Single-port, laparoscopic, needle-assisted, inguinal hernia repair (LNAR) in children intends to reduce surgical trauma and enables contralateral assessment and closure of contralateral patent processus vaginalis if necessary. The aim of the present study was to demonstrate that laparoscopic inguinal repair can be performed safely and cost-effectively in a developing country where laparoscopy is not yet commonly used. In this single-center study, we included all children undergoing LNAR between January 2017 and December 2018. Intraoperative and postoperative complications and hospital costs were assessed. We performed 148 hernia repair operations in 117 children (age range 1 month to 15 years). Mean operative time was 20.8 ± 9.4 minutes. Mean length of hospital stay amounted to 10 ± 7.6 hours, with 77.7% of patients discharged within 6 hours.
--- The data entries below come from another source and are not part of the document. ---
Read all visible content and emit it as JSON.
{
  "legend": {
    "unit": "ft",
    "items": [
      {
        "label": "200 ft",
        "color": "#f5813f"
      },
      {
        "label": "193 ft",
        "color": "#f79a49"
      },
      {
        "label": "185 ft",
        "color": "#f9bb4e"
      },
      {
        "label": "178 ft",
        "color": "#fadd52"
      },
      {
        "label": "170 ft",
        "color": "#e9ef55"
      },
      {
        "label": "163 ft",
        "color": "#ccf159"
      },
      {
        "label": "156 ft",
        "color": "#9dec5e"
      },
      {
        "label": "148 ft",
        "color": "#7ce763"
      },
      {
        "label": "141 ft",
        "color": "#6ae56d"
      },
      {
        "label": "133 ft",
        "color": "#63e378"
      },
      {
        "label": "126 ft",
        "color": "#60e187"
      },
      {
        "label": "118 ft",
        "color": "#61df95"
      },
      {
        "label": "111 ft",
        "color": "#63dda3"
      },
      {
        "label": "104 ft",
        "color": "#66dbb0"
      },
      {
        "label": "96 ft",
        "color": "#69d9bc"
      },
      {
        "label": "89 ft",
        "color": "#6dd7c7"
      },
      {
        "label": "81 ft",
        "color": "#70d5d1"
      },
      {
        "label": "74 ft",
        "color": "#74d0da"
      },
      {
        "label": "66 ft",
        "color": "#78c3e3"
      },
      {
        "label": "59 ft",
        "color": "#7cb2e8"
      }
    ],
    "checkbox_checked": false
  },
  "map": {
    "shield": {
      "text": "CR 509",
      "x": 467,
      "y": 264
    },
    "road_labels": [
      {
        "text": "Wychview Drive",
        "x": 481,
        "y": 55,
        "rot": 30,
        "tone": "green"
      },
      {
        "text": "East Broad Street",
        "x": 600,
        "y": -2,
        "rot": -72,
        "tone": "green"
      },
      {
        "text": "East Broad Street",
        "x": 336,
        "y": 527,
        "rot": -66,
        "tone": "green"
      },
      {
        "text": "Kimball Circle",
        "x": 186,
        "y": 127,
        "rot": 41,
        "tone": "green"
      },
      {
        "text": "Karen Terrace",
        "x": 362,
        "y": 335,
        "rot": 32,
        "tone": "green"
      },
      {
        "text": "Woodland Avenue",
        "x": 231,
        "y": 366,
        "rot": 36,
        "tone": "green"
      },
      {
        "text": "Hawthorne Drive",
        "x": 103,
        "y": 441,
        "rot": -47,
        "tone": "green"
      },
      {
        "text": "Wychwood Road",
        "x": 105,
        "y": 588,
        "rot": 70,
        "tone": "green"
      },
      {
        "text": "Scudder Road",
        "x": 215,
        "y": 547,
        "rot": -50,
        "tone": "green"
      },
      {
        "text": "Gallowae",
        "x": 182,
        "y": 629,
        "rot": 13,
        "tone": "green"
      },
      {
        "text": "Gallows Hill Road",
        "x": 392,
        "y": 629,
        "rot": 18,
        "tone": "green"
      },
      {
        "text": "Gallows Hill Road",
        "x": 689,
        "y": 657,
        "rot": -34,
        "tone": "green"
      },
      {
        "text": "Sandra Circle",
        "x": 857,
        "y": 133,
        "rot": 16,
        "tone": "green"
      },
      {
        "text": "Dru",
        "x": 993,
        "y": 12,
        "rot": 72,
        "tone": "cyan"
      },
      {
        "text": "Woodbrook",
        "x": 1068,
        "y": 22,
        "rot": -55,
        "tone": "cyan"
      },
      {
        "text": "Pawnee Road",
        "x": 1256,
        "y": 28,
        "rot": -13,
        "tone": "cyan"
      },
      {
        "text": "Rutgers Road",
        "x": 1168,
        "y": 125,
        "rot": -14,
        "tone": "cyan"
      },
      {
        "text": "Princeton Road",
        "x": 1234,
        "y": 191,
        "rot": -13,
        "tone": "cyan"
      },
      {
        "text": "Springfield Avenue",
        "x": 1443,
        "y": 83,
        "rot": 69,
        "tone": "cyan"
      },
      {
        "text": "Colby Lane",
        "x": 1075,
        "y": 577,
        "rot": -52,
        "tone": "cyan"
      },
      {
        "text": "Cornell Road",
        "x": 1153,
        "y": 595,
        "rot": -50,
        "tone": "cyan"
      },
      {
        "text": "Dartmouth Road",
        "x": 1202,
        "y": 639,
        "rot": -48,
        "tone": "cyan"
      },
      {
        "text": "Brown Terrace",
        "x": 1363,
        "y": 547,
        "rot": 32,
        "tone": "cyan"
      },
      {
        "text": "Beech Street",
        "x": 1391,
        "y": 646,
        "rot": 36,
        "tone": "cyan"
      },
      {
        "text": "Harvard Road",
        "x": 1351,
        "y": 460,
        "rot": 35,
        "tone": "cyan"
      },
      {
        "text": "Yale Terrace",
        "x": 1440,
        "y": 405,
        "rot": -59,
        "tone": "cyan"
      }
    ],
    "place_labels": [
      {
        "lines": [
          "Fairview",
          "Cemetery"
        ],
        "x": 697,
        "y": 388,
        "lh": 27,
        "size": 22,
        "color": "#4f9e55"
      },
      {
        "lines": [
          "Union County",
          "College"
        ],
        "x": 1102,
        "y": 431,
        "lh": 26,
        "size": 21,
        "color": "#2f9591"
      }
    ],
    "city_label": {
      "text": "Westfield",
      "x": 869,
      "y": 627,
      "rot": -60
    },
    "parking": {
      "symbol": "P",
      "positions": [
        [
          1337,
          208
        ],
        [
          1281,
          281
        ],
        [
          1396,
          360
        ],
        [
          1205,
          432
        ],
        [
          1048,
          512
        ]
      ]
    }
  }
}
No intraoperative complications occurred in any patient. Complications occurred in six (5.1%) patients. Three (2.5%) patients experienced residual hydrocele, two (1.4%) patients suffered wound site seroma, and one (0.67%) patient experienced recurrent inguinal hernia 6 months after the initial repair. All complications occurred during the first year of the study period. Likewise, operative time ( < .0001) as well as duration of hospital stay ( < .0001) was significantly shorter in the second year. Total costs for complete treatment were below USD 80 per patient, which is comparable with the costs associated with open herniotomy at the same institution. Single-port LNAR and hydrocele repair in children were established safely and cost-effectively in a developing country. Nevertheless, the procedure was associated with a steep learning curve.

摘要

单孔腹腔镜辅助腹股沟疝修补术(LNAR)旨在减少手术创伤,并能在必要时对对侧未闭鞘状突进行评估和关闭。本研究旨在证明在尚未广泛应用腹腔镜的发展中国家,腹腔镜腹股沟疝修补术是安全且具有成本效益的。 在这项单中心研究中,我们纳入了 2017 年 1 月至 2018 年 12 月期间所有接受 LNAR 的儿童。评估了术中及术后并发症和住院费用。 我们对 117 例儿童(年龄 1 个月至 15 岁)进行了 148 例疝修补术。平均手术时间为 20.8±9.4 分钟。平均住院时间为 10±7.6 小时,77.7%的患者在 6 小时内出院。没有患者发生术中并发症。有 6 例(5.1%)患者发生并发症。3 例(2.5%)患者发生残余鞘膜积液,2 例(1.4%)患者发生伤口部位血清肿,1 例(0.67%)患者在初次修复后 6 个月复发腹股沟疝。所有并发症均发生在研究期间的第一年。同样,第二年的手术时间( < .0001)和住院时间( < .0001)明显缩短。每位患者的总治疗费用低于 80 美元,与同一机构行开放疝切开术相关的费用相当。 在发展中国家,儿童单孔 LNAR 和鞘膜积液修复术安全且具有成本效益。然而,该手术与陡峭的学习曲线相关。